The nuns in a row laugh, too, like an audience at a good play.

That is Sister Michelle, they say. Bringing them joy.

And this is the cloistered area, a place reserved by canon law just for the sisters. A place where they can be safe, free to meditate and draw closer to Jesus, away from the influence of the world.

They have opened up this sacred place to outsiders so Sister Michelle can die here.

Her mother sleeps in the room next door.

Sarah Yokel comes four times a week from Saint Elizabeth Hospice. Hospice volunteers deliver medicine and cheer.

Sister Michelle is 44. In August, five years after she was diagnosed with a rare form of cancer — synovial sarcoma — her doctor gave her a choice.

She could have more chemo. It would slow the spread of the tumors, but it wouldn't cure her.

Or she could be made comfortable until her death.

She knew right away she did not want the chemo. "Chemo and I don't get along."

But it took her a week to find peace with the idea of dying.

"It's what I like to call my agony in the garden."
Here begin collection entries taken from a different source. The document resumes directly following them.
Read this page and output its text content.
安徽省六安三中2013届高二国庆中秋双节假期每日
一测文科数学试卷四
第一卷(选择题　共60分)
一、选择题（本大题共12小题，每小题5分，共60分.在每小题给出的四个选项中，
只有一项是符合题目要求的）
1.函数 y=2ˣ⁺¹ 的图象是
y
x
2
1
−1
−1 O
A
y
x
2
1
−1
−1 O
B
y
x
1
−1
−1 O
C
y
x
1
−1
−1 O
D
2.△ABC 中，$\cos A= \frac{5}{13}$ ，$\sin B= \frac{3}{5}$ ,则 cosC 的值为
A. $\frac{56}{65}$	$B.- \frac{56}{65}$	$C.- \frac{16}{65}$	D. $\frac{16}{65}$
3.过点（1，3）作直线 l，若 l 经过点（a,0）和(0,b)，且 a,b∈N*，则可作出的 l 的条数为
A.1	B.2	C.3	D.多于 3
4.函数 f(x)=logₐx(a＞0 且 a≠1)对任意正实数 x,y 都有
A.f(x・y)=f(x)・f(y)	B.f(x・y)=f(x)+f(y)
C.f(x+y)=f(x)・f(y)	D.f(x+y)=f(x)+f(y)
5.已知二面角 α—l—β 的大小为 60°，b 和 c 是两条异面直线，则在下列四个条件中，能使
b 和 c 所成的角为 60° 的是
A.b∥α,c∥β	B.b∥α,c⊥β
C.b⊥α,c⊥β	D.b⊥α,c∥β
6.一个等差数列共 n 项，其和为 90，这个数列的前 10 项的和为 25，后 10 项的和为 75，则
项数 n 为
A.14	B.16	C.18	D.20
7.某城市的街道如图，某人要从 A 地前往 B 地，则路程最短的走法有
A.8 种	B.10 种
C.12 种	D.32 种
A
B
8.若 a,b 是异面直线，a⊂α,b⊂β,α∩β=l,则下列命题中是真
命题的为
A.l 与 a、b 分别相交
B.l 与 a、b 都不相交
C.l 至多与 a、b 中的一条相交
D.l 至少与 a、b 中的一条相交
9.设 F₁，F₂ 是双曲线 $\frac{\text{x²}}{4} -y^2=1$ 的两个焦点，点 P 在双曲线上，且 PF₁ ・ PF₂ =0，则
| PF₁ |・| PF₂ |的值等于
After that, her heart opened.

She realized she had been given a gift.

"It was an opportunity that I had been given," she says. "A time for preparation."

When hospice came, it was like Christmas. They brought the bed with the buttons that make it go up and down. The wheelchair. The medicine that takes the pain away.

They helped the sisters learn to care for her so she could stay in the community she loved.

She has been given so many gifts, says Sister Michelle.

She invited the sisters to come see her, if they wished, one at a time.

"Have I done anything I need to apologize for?" Sister Michelle asked each one. "Does there need to be forgiveness on either side?"

She makes prayer books and fills the pages with her favorite prayers.

"Don't worry," she says to her visitors. "I don't say them all every day."

There is a picture of a boy named Nathan on the first page. She never met him. He had a brain tumor and died six years ago.

She reads the prayer he wrote.

Lord, take my soul to that awesome place so I will see your holy face …

Sister Paula Jean brings her the prayer book. She was taking classes to become a nurse when her friend went into hospice. During a week-long break she cared for Sister Michelle full time. And when it was time to go back, she couldn't. She wanted to stay and care for Sister Michelle.

"When that happened, I was overwhelmed by love," says Sister Michelle. "I thought they just did that in the Bible."

See? she says. She is surrounded by people who love her.

She is not afraid to die.

From the time she was a little girl, her mother taught her there was a God. And there was a heaven. And she would go there one day.

She's going to a place she knows through prayer, she says. A place filled with what every one is searching for: Love.

"I think that's what most people are suffering from — lack of love. I think when we die we are going to meet love.

"True love," says Sister Michelle, "for the very first time."